UK Construction Sector ‘Needs To Embrace Off-Site Methods’

The UK’s construction sector needs to make substantial changes to the way in which it operates if it is to fulfill the country’s future needs, a report has warned.

Planning and Building Control Today shared the findings of the House of Lords Science and Technology Committee, which warned that, in its current state, the UK’s construction sector risks falling behind other nations in terms of its productivity and that it could struggle to deliver major infrastructure projects.

According to the report, the major issues currently lie in the skills and labour shortage that the industry is facing. As a result, it is recommending that more construction firms look to off-site methods to improve their productivity and deliver projects more quickly.

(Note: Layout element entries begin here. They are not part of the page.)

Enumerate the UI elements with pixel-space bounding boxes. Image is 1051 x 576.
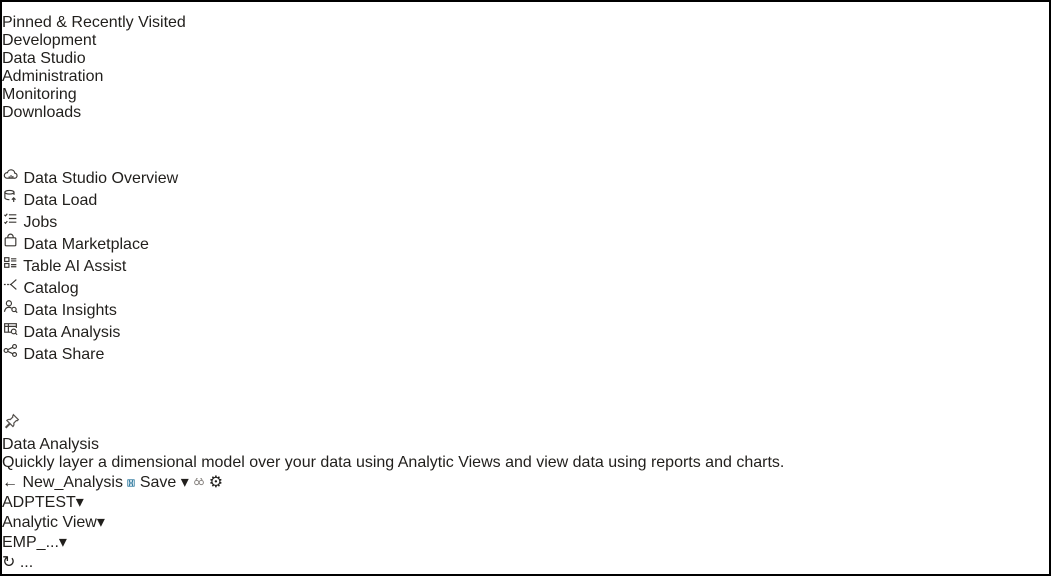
source-panel: ADPTEST▾ Analytic View▾ EMP_...▾ ↻ ... ▶…	[2, 492, 1049, 576]
sidebar-item-data-studio-overview[interactable]: Data Studio Overview	[2, 166, 1049, 188]
table-list-icon	[2, 254, 19, 271]
sidebar-item-table-ai-assist[interactable]: Table AI Assist	[2, 254, 1049, 276]
tree-item-ename: ▶Ename	[2, 572, 1049, 576]
preview-header: ← New_Analysis Save ▾ ⚙	[2, 472, 1049, 492]
schema-select: ADPTEST▾	[2, 492, 1049, 512]
save-icon	[127, 479, 135, 487]
sidebar-item-jobs[interactable]: Jobs	[2, 210, 1049, 232]
sidebar-item-data-marketplace[interactable]: Data Marketplace	[2, 232, 1049, 254]
checklist-icon	[2, 210, 19, 227]
main-content: Data Analysis Quickly layer a dimensiona…	[2, 412, 1049, 576]
tab-downloads[interactable]: Downloads	[2, 104, 1049, 122]
annotation-box-data-analysis	[2, 364, 226, 412]
data-analysis-preview-image: ← New_Analysis Save ▾ ⚙ ADPTEST▾	[2, 472, 1049, 576]
sidebar: Data Studio Overview Data Load Jobs Data…	[2, 166, 1049, 412]
tab-pinned-recently-visited[interactable]: Pinned & Recently Visited	[2, 14, 1049, 32]
analytic-view-select: EMP_...▾	[2, 532, 1049, 552]
pushpin-icon[interactable]	[2, 418, 21, 435]
sidebar-item-data-analysis[interactable]: Data Analysis	[2, 320, 1049, 342]
save-button: Save ▾	[127, 474, 193, 491]
sidebar-item-catalog[interactable]: Catalog	[2, 276, 1049, 298]
back-arrow-icon: ←	[2, 474, 18, 491]
tab-data-studio[interactable]: Data Studio	[2, 50, 1049, 68]
page-title: Data Analysis	[2, 436, 1049, 454]
cloud-chart-icon	[2, 166, 19, 183]
sidebar-item-data-load[interactable]: Data Load	[2, 188, 1049, 210]
person-search-icon	[2, 298, 19, 315]
more-actions-button: ...	[20, 554, 33, 571]
annotation-box-data-studio	[2, 122, 92, 166]
table-search-icon	[2, 320, 19, 337]
shopping-bag-icon	[2, 232, 19, 249]
database-upload-icon	[2, 188, 19, 205]
share-nodes-icon	[2, 342, 19, 359]
refresh-icon: ↻	[2, 554, 15, 571]
view-type-select: Analytic View▾	[2, 512, 1049, 532]
top-tab-bar: Pinned & Recently Visited Development Da…	[2, 14, 1049, 122]
tab-monitoring[interactable]: Monitoring	[2, 86, 1049, 104]
decorative-banner	[2, 2, 1049, 14]
sidebar-item-data-share[interactable]: Data Share	[2, 342, 1049, 364]
tab-administration[interactable]: Administration	[2, 68, 1049, 86]
sidebar-item-data-insights[interactable]: Data Insights	[2, 298, 1049, 320]
analysis-title: New_Analysis	[22, 474, 122, 491]
gear-icon: ⚙	[209, 474, 223, 491]
tab-development[interactable]: Development	[2, 32, 1049, 50]
merge-arrow-icon	[2, 276, 19, 293]
app-window: Pinned & Recently Visited Development Da…	[0, 0, 1051, 576]
binoculars-icon	[193, 476, 204, 487]
page-description: Quickly layer a dimensional model over y…	[2, 454, 1049, 472]
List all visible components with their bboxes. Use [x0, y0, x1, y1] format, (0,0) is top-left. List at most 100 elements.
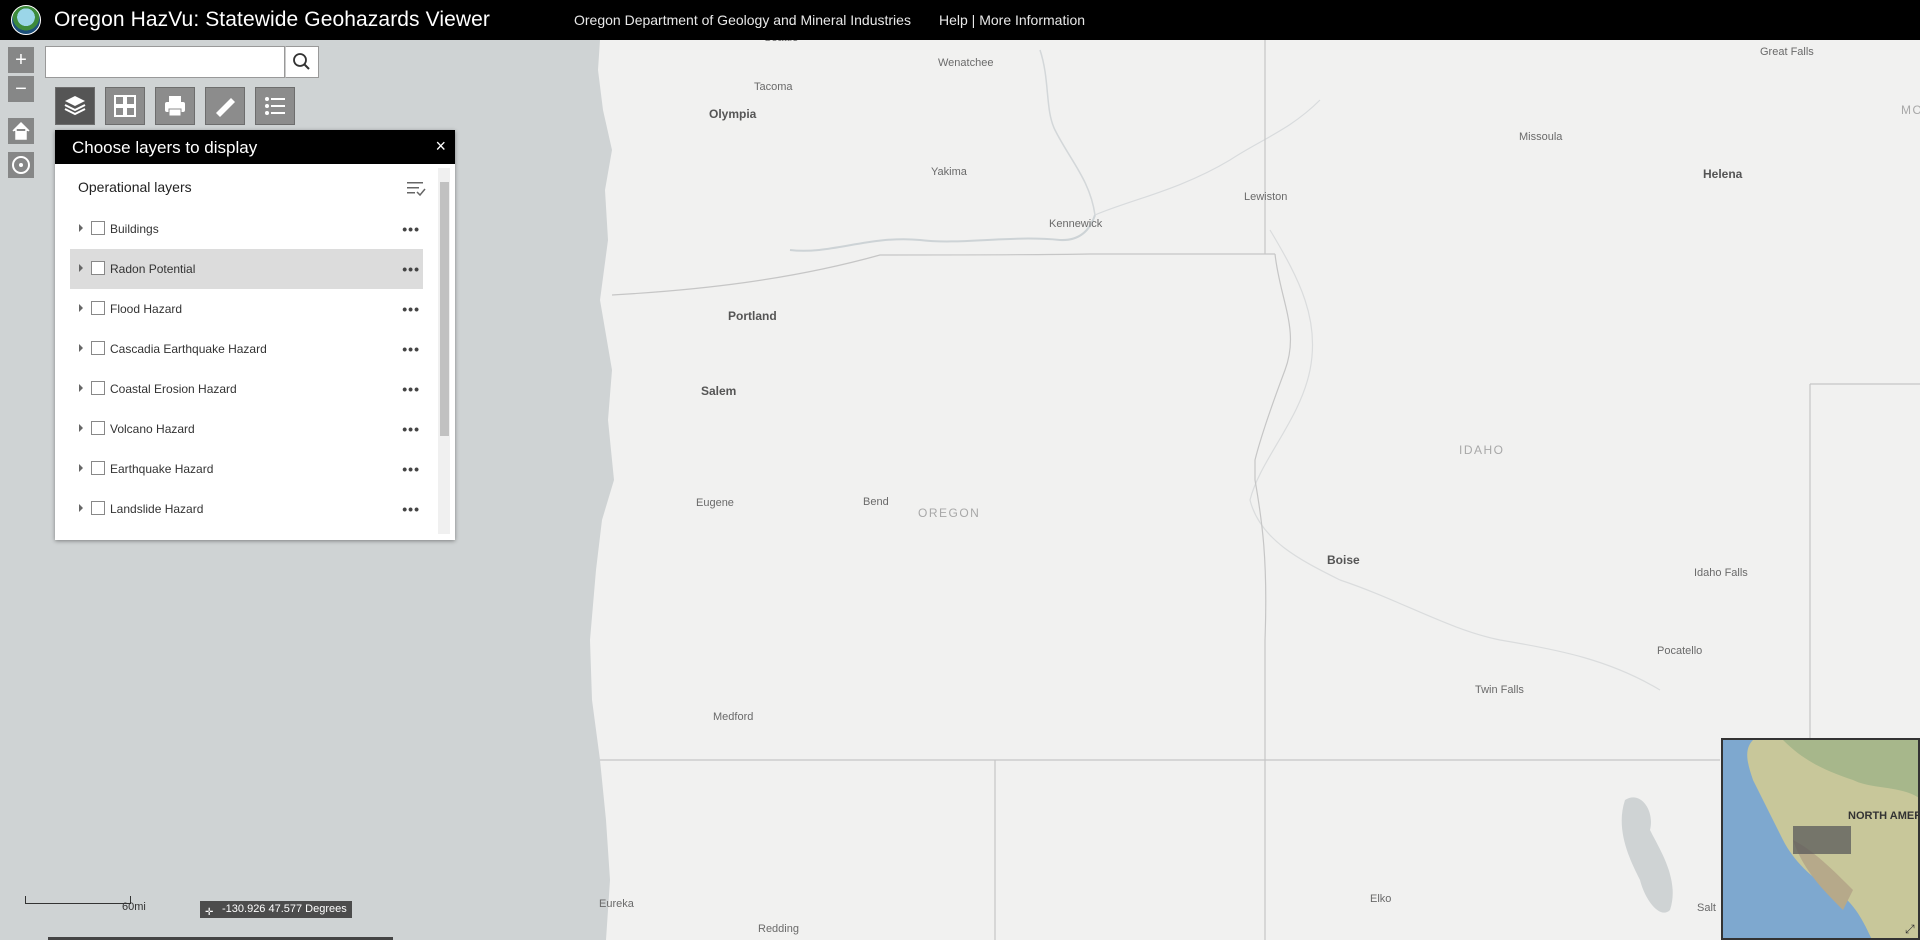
operational-layers-title: Operational layers	[78, 179, 192, 195]
layer-list-panel: Choose layers to display × Operational l…	[55, 130, 455, 540]
city-label: Elko	[1370, 893, 1392, 905]
zoom-out-button[interactable]: −	[8, 76, 34, 102]
layer-item-earthquake-hazard[interactable]: Earthquake Hazard •••	[70, 449, 423, 489]
expand-caret-icon[interactable]	[79, 344, 83, 352]
layer-label: Radon Potential	[110, 262, 196, 276]
print-button[interactable]	[155, 87, 195, 125]
panel-header: Choose layers to display ×	[55, 130, 455, 164]
print-icon	[165, 96, 185, 117]
city-label: Yakima	[931, 166, 967, 178]
home-icon	[12, 121, 30, 140]
city-label: Lewiston	[1244, 191, 1288, 203]
locate-button[interactable]	[8, 152, 34, 178]
more-options-icon[interactable]: •••	[402, 461, 420, 477]
filter-list-icon[interactable]	[405, 178, 427, 198]
city-label: Twin Falls	[1475, 684, 1524, 696]
search-button[interactable]	[285, 46, 319, 78]
layer-item-landslide-hazard[interactable]: Landslide Hazard •••	[70, 489, 423, 529]
expand-caret-icon[interactable]	[79, 424, 83, 432]
city-label: Eureka	[599, 898, 634, 910]
zoom-in-button[interactable]: +	[8, 47, 34, 73]
expand-caret-icon[interactable]	[79, 384, 83, 392]
layer-checkbox[interactable]	[91, 301, 105, 315]
basemap-icon	[114, 95, 136, 117]
overview-label: NORTH AMERIC	[1848, 810, 1918, 822]
search-input[interactable]	[46, 47, 288, 75]
city-label: Redding	[758, 923, 799, 935]
layer-item-coastal-erosion-hazard[interactable]: Coastal Erosion Hazard •••	[70, 369, 423, 409]
layer-checkbox[interactable]	[91, 461, 105, 475]
layer-label: Flood Hazard	[110, 302, 183, 316]
layer-label: Coastal Erosion Hazard	[110, 382, 237, 396]
home-button[interactable]	[8, 118, 34, 144]
city-label: Salt	[1697, 902, 1716, 914]
close-icon[interactable]: ×	[435, 136, 446, 157]
expand-caret-icon[interactable]	[79, 224, 83, 232]
more-options-icon[interactable]: •••	[402, 501, 420, 517]
dogami-logo	[11, 5, 41, 35]
layers-button[interactable]	[55, 87, 95, 125]
layer-checkbox[interactable]	[91, 221, 105, 235]
app-title: Oregon HazVu: Statewide Geohazards Viewe…	[54, 8, 491, 31]
more-options-icon[interactable]: •••	[402, 261, 420, 277]
city-label: Olympia	[709, 107, 757, 121]
legend-button[interactable]	[255, 87, 295, 125]
more-options-icon[interactable]: •••	[402, 341, 420, 357]
locate-icon	[12, 156, 30, 174]
layer-item-cascadia-earthquake-hazard[interactable]: Cascadia Earthquake Hazard •••	[70, 329, 423, 369]
scale-label: 60mi	[122, 901, 146, 913]
app: Oregon HazVu: Statewide Geohazards Viewe…	[0, 0, 1920, 940]
org-link[interactable]: Oregon Department of Geology and Mineral…	[574, 12, 911, 28]
layer-item-volcano-hazard[interactable]: Volcano Hazard •••	[70, 409, 423, 449]
more-options-icon[interactable]: •••	[402, 301, 420, 317]
panel-title: Choose layers to display	[72, 138, 258, 157]
search-icon	[293, 53, 310, 70]
city-label: Boise	[1327, 553, 1360, 567]
help-link[interactable]: Help | More Information	[939, 12, 1085, 28]
city-label: Pocatello	[1657, 645, 1703, 657]
state-label: MO	[1901, 103, 1920, 117]
city-label: Helena	[1703, 167, 1743, 181]
measure-icon	[216, 98, 235, 117]
layer-checkbox[interactable]	[91, 501, 105, 515]
city-label: Wenatchee	[938, 57, 994, 69]
city-label: Eugene	[696, 497, 734, 509]
extent-box	[1793, 826, 1851, 854]
layer-checkbox[interactable]	[91, 341, 105, 355]
more-options-icon[interactable]: •••	[402, 381, 420, 397]
scale-bar	[25, 896, 131, 904]
layer-label: Volcano Hazard	[110, 422, 195, 436]
city-label: Salem	[701, 384, 737, 398]
expand-caret-icon[interactable]	[79, 504, 83, 512]
city-label: Great Falls	[1760, 46, 1814, 58]
layer-label: Buildings	[110, 222, 159, 236]
layer-item-radon-potential[interactable]: Radon Potential •••	[70, 249, 423, 289]
layer-checkbox[interactable]	[91, 381, 105, 395]
layer-checkbox[interactable]	[91, 261, 105, 275]
city-label: Bend	[863, 496, 889, 508]
more-options-icon[interactable]: •••	[402, 421, 420, 437]
city-label: Medford	[713, 711, 754, 723]
expand-caret-icon[interactable]	[79, 264, 83, 272]
layer-checkbox[interactable]	[91, 421, 105, 435]
expand-caret-icon[interactable]	[79, 304, 83, 312]
state-label: IDAHO	[1459, 443, 1505, 457]
coordinate-text: -130.926 47.577 Degrees	[222, 903, 347, 915]
city-label: Portland	[728, 309, 777, 323]
layer-item-buildings[interactable]: Buildings •••	[70, 209, 423, 249]
city-label: Tacoma	[754, 81, 793, 93]
more-options-icon[interactable]: •••	[402, 221, 420, 237]
layer-item-flood-hazard[interactable]: Flood Hazard •••	[70, 289, 423, 329]
city-label: Idaho Falls	[1694, 567, 1748, 579]
coordinate-display[interactable]: ✛ -130.926 47.577 Degrees	[200, 901, 352, 918]
scrollbar-thumb[interactable]	[440, 182, 449, 436]
expand-overview-icon[interactable]: ⤢	[1905, 922, 1915, 937]
overview-map[interactable]: NORTH AMERIC ⤢	[1721, 738, 1920, 940]
layer-label: Earthquake Hazard	[110, 462, 214, 476]
crosshair-icon: ✛	[205, 907, 214, 918]
measure-button[interactable]	[205, 87, 245, 125]
overview-basemap	[1747, 740, 1918, 938]
search-box	[45, 46, 288, 78]
expand-caret-icon[interactable]	[79, 464, 83, 472]
basemap-gallery-button[interactable]	[105, 87, 145, 125]
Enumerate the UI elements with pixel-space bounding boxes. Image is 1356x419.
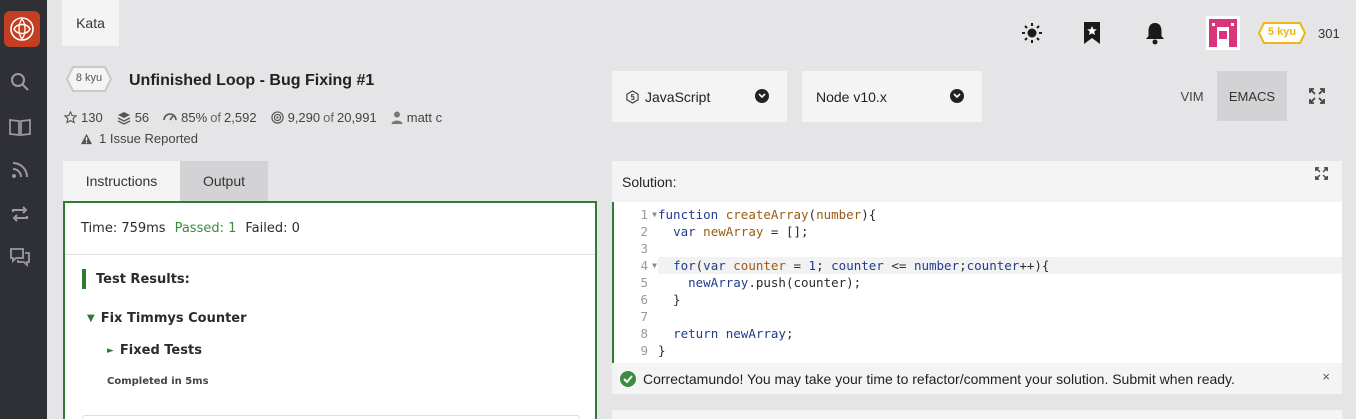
author-link[interactable]: matt c bbox=[407, 110, 442, 125]
exchange-icon[interactable] bbox=[9, 203, 31, 225]
line-number: 5 bbox=[640, 275, 648, 290]
code-line[interactable]: for(var counter = 1; counter <= number;c… bbox=[658, 257, 1342, 274]
kata-stats: 130 56 85% of 2,592 9,290 of 20,991 matt… bbox=[64, 110, 456, 125]
code-line[interactable] bbox=[658, 308, 1342, 325]
stack-icon bbox=[117, 111, 130, 125]
lower-panel bbox=[612, 410, 1342, 419]
emacs-mode-button[interactable]: EMACS bbox=[1217, 71, 1287, 121]
check-circle-icon bbox=[620, 370, 636, 387]
warning-icon bbox=[80, 133, 93, 144]
rss-icon[interactable] bbox=[9, 159, 31, 181]
tab-output[interactable]: Output bbox=[180, 161, 268, 201]
solution-header: Solution: bbox=[612, 161, 1342, 202]
vim-mode-button[interactable]: VIM bbox=[1168, 71, 1216, 121]
language-select[interactable]: JavaScript bbox=[612, 71, 787, 122]
line-number: 9 bbox=[640, 343, 648, 358]
output-block bbox=[82, 415, 580, 419]
passed-count: Passed: 1 bbox=[174, 221, 237, 236]
search-icon[interactable] bbox=[9, 71, 31, 93]
run-time: Time: 759ms bbox=[81, 221, 166, 236]
kata-rank-badge: 8 kyu bbox=[66, 66, 112, 92]
completed-count: 9,290 bbox=[287, 110, 321, 125]
code-line[interactable]: function createArray(number){ bbox=[658, 206, 1342, 223]
line-number: 2 bbox=[640, 224, 648, 239]
tab-instructions[interactable]: Instructions bbox=[63, 161, 180, 201]
test-group-label: Fix Timmys Counter bbox=[100, 311, 247, 326]
left-sidebar bbox=[0, 0, 47, 419]
bookmark-icon[interactable] bbox=[1079, 18, 1105, 48]
sun-icon[interactable] bbox=[1019, 18, 1045, 48]
solution-label: Solution: bbox=[622, 173, 677, 190]
kata-rank-label: 8 kyu bbox=[75, 72, 103, 84]
javascript-icon bbox=[626, 89, 639, 104]
test-summary: Time: 759ms Passed: 1 Failed: 0 bbox=[65, 203, 595, 255]
collections-count[interactable]: 56 bbox=[135, 110, 149, 125]
stars-count[interactable]: 130 bbox=[81, 110, 103, 125]
rank-badge[interactable]: 5 kyu bbox=[1258, 22, 1306, 44]
test-results-heading: Test Results: bbox=[82, 269, 190, 289]
kata-tab[interactable]: Kata bbox=[62, 0, 119, 46]
line-gutter: 1 ▼ 2 3 4 ▼ 5 6 7 8 9 bbox=[614, 206, 657, 359]
fold-icon[interactable]: ▼ bbox=[652, 206, 657, 223]
bell-icon[interactable] bbox=[1142, 18, 1168, 48]
expand-icon[interactable] bbox=[1315, 167, 1328, 183]
success-message: Correctamundo! You may take your time to… bbox=[612, 363, 1342, 394]
of-text: of bbox=[323, 110, 334, 125]
star-icon bbox=[64, 111, 77, 124]
chevron-down-icon bbox=[950, 89, 964, 103]
test-subgroup[interactable]: ► Fixed Tests bbox=[107, 343, 202, 358]
code-line[interactable]: var newArray = []; bbox=[658, 223, 1342, 240]
kata-title: Unfinished Loop - Bug Fixing #1 bbox=[129, 72, 375, 89]
line-number: 6 bbox=[640, 292, 648, 307]
fold-icon[interactable]: ▼ bbox=[652, 257, 657, 274]
chat-icon[interactable] bbox=[9, 246, 31, 268]
expanded-triangle-icon: ▼ bbox=[87, 313, 95, 324]
code-line[interactable]: newArray.push(counter); bbox=[658, 274, 1342, 291]
language-label: JavaScript bbox=[645, 88, 711, 105]
code-editor[interactable]: 1 ▼ 2 3 4 ▼ 5 6 7 8 9 function createArray… bbox=[612, 202, 1342, 363]
chevron-down-icon bbox=[755, 89, 769, 103]
test-subgroup-label: Fixed Tests bbox=[119, 343, 202, 358]
rank-label: 5 kyu bbox=[1267, 26, 1297, 38]
runtime-label: Node v10.x bbox=[816, 88, 887, 105]
line-number: 1 ▼ bbox=[640, 206, 657, 223]
votes-count: 2,592 bbox=[224, 110, 257, 125]
issues-label: 1 Issue Reported bbox=[99, 131, 199, 146]
completed-time: Completed in 5ms bbox=[107, 376, 209, 387]
bullseye-icon bbox=[270, 111, 284, 124]
success-text: Correctamundo! You may take your time to… bbox=[643, 370, 1235, 387]
failed-count: Failed: 0 bbox=[245, 221, 300, 236]
of-text: of bbox=[210, 110, 222, 125]
test-group[interactable]: ▼ Fix Timmys Counter bbox=[87, 311, 247, 326]
output-panel: Time: 759ms Passed: 1 Failed: 0 Test Res… bbox=[63, 201, 597, 419]
issues-link[interactable]: 1 Issue Reported bbox=[80, 131, 198, 146]
code-line[interactable]: } bbox=[658, 291, 1342, 308]
line-number: 7 bbox=[640, 309, 648, 324]
attempts-count: 20,991 bbox=[336, 110, 377, 125]
satisfaction-rating: 85% bbox=[181, 110, 208, 125]
line-number: 3 bbox=[640, 241, 648, 256]
line-number: 4 ▼ bbox=[640, 257, 657, 274]
runtime-select[interactable]: Node v10.x bbox=[802, 71, 982, 122]
satisfaction-icon bbox=[163, 112, 177, 120]
code-line[interactable] bbox=[658, 240, 1342, 257]
collapsed-triangle-icon: ► bbox=[107, 345, 114, 356]
book-icon[interactable] bbox=[9, 116, 31, 138]
close-icon[interactable]: × bbox=[1322, 369, 1330, 384]
honor-count: 301 bbox=[1318, 26, 1340, 41]
code-lines[interactable]: function createArray(number){ var newArr… bbox=[658, 206, 1342, 359]
line-number: 8 bbox=[640, 326, 648, 341]
user-icon bbox=[391, 111, 403, 124]
avatar[interactable] bbox=[1206, 16, 1240, 50]
code-line[interactable]: return newArray; bbox=[658, 325, 1342, 342]
fullscreen-icon[interactable] bbox=[1300, 71, 1334, 121]
codewars-logo[interactable] bbox=[4, 11, 40, 47]
code-line[interactable]: } bbox=[658, 342, 1342, 359]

Lord Patel, chairman of the committee, said that when creating their report they had heard evidence that off-site construction could boost productivity by 70 per cent.

“There are clear and tangible benefits from off-site manufacture for construction which make a compelling case for its widespread use,” he asserted.

However, the construction industry will need to make substantial changes to its approach if this is to become a reality, after the report found that it’s not being used as often as it could be because “outdated business models” are holding back its adoption.

What’s more, the report suggested that the government should take action to encourage more companies to opt for off-site construction, noting that there should be “presumption in favour” of off-site methods.

There should also be a change in the way projects are procured, with a focus on whole-life value, rather than simply the lowest cost, the report stated.

The report also stressed that off-site construction will need to be used if the government is to meet its target of building 300,000 new properties a year by 2030.

It’s not the first time that off-site construction has been suggested as a solution to hep meet the ambitious house building targets set out by the government. Last month, an article for Building Products suggested that this construction method could be incredibly useful to help meet the need for new social housing.

The news provider noted that the speed with which these kinds of homes can be built is one of the major advantages to taking this approach.

There are currently over one million families on the waiting list for social housing, but just 6,463 new homes were constructed for this purpose in 2017-18. By contrast, over 30,000 social housing properties were constructed each year a decade ago.

But it isn’t only in social housing where off-site construction could be useful. One MP recently suggested that local councils should make more plots of land available for people to self-build, after a survey by the Federation of Master Builders found that 67 per cent of people don’t want to buy the homes currently being designed.

As timber frame houses can have their interior layout customised to suit a person’s needs, and can be erected far quicker than a traditional bricks and mortar house, they could provide the ideal solution for those who want to have a greater say in the design of their own home.